Der stumme der beiden Männer zog einen braunen Umschlag hervor und schob ihn über den Tisch, gerade so weit, das er in Reichweite lag. Als Aurelius sich vorbeugte und nach dem Umschlag griff, erschien ihm dies beinahe wie eine Geste der Unterwürfigkeit.

»Diese Frau ist ein besonderes Problem, das isoliert werden muss.« Über den Rand des Umschlags hinweg blickte ihn ein blondes Mädchen kaukasischer Herkunft so unschuldig an, dass Aurelius zunächst an eine Verwechslung glaubte. Auf der Rückseite des Fotos war in sauberster Sekretärinnenhandschrift ein Name notiert – Marischka Meierhagen – und die zehnstellige Gesundheitsnummer. Darunter noch zwei Chiffren des Fulva'schen Krankheitenattributekatalogs, ein Almanach der auf seinen Großvater zurückging.

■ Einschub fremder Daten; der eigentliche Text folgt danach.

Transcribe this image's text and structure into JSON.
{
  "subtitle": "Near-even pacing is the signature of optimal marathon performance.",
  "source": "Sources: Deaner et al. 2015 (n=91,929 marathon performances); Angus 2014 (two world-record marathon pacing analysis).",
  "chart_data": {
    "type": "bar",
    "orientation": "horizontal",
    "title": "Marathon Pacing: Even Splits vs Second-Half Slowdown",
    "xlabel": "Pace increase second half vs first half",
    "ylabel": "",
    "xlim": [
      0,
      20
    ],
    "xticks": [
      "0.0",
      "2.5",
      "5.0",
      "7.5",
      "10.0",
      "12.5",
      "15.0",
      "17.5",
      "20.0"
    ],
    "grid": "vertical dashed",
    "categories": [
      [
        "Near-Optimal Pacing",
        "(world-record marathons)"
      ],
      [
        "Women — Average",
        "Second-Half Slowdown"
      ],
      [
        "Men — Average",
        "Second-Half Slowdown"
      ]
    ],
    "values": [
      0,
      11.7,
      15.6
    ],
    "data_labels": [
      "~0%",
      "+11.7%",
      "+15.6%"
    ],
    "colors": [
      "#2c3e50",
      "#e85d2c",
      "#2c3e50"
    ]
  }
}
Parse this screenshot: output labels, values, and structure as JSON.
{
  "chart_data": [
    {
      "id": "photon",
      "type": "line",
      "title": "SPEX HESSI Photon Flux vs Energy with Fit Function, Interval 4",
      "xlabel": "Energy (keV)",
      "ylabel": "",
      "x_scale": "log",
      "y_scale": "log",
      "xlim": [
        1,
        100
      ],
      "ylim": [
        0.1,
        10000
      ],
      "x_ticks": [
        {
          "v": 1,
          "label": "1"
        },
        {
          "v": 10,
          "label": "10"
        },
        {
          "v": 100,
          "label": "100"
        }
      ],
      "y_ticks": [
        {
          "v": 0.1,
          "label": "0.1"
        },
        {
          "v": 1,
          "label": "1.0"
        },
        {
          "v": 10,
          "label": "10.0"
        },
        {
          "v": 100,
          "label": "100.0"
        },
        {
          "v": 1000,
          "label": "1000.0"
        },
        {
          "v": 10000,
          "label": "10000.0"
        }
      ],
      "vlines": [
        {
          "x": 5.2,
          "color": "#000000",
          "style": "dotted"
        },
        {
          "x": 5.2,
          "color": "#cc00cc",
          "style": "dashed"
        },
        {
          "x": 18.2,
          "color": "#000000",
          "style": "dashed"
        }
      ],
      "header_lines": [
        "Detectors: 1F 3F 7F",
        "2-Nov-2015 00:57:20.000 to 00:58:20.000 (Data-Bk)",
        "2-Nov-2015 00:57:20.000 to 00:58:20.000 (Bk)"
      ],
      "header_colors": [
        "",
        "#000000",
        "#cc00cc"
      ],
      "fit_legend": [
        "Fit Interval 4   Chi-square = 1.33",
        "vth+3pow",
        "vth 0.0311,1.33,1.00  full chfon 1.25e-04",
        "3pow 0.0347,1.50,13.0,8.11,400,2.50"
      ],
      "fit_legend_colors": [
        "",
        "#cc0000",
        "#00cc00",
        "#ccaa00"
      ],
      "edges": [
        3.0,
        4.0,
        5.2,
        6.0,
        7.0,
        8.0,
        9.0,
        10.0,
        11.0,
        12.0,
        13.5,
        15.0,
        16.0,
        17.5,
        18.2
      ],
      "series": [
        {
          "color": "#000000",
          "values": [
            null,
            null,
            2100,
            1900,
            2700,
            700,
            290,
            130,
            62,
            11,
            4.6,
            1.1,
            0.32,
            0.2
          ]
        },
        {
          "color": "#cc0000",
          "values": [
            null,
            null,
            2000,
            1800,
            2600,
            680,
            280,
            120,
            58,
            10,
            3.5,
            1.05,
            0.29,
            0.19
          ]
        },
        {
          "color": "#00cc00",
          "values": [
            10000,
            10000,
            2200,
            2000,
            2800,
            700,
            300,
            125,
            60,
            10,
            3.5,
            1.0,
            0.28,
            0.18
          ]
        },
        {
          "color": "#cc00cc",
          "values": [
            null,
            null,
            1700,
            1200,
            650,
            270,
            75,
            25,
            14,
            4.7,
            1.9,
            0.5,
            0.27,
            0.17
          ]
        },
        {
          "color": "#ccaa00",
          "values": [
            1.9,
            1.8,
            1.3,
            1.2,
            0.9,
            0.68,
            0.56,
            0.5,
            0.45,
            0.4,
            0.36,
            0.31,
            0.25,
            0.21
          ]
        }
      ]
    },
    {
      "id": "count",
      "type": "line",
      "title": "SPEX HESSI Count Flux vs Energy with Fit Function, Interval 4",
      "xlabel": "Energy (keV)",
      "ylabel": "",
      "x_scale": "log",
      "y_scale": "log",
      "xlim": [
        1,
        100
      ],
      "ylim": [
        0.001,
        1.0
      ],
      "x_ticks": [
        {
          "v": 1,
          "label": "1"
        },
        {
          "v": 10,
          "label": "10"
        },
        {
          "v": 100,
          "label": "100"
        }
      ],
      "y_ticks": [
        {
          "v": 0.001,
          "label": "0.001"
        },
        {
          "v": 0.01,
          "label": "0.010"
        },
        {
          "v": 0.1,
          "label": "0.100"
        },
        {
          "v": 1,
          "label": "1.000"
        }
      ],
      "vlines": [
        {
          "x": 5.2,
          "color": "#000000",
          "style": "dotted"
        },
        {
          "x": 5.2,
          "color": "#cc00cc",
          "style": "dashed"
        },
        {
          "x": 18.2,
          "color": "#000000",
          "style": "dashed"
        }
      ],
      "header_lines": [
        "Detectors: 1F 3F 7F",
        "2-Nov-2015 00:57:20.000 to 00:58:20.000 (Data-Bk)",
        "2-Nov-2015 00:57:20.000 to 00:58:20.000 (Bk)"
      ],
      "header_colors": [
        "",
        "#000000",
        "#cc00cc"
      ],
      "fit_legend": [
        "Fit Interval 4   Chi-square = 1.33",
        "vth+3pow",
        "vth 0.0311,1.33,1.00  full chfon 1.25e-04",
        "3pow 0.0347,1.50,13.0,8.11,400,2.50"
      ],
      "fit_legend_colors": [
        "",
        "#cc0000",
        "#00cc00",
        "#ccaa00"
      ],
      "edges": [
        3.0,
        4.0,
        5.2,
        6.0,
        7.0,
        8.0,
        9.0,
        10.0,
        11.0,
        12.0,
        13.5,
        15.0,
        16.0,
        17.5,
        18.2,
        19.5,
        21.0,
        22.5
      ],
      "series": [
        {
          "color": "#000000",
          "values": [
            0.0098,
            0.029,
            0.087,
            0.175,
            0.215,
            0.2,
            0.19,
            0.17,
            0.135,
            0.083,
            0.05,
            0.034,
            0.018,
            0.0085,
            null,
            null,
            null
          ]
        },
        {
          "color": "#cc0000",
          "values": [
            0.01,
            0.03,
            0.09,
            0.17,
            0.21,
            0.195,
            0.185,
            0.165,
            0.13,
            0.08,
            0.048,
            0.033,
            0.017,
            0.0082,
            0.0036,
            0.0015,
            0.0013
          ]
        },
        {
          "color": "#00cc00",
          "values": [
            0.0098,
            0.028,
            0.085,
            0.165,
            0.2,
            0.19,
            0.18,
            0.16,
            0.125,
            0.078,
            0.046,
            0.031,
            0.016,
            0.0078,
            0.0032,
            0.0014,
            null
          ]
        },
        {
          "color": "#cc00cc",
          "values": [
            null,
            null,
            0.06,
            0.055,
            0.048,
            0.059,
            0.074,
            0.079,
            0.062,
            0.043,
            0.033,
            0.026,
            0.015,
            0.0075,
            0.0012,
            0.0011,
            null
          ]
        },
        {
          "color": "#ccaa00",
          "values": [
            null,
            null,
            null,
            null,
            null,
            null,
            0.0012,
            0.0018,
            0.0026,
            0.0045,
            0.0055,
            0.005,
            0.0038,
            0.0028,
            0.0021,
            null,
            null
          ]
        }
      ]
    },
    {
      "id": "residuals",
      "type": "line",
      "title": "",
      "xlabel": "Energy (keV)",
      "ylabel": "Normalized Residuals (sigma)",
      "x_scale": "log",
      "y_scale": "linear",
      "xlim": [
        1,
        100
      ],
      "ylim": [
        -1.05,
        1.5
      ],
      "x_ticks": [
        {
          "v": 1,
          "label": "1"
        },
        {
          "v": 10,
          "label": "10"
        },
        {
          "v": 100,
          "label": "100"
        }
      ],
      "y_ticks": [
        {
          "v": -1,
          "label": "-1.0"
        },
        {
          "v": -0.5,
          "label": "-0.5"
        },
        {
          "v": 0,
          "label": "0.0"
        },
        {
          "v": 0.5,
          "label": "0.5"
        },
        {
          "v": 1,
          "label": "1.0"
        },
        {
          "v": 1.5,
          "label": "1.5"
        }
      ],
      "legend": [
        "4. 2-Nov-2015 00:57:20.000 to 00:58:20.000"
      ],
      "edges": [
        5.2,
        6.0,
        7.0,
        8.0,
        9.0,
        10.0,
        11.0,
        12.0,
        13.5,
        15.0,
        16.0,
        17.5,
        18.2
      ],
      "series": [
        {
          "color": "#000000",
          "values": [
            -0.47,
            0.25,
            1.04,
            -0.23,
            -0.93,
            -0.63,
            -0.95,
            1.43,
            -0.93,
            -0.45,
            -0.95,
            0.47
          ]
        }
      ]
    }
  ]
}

Die eine Ziffer kannte er nur zu gut: 700 - geistige Unzurechnungsfähigkeit. Die andere, 118, stammte aus der Kategorie der ansteckenden Krankheiten. Er konnte nicht genau sagen, aus welcher, aber der Zweck der Ziffern lag klar auf der Hand: diskreditieren und isolieren.

»Können wir auf Sie zählen, Doktor Fulva?«

Es war keine respektvolle Bitte, lediglich eine rhetorische Frage. Was nützte es, dass er sein Unbehagen zu verbergen suchte, dass er entschlossen nickte, während er kein Wort herausbrachte. Als seine Frau hereinkam, sprachen die Blicke der beiden DeSi-Lakaien Bände. Wollte Amelia nicht den Bereich A kennenlernen, blieb Aurelius keine andere Wahl, als Hans Schindlers Suche nach Marischka Meierhagen zu unterstützen.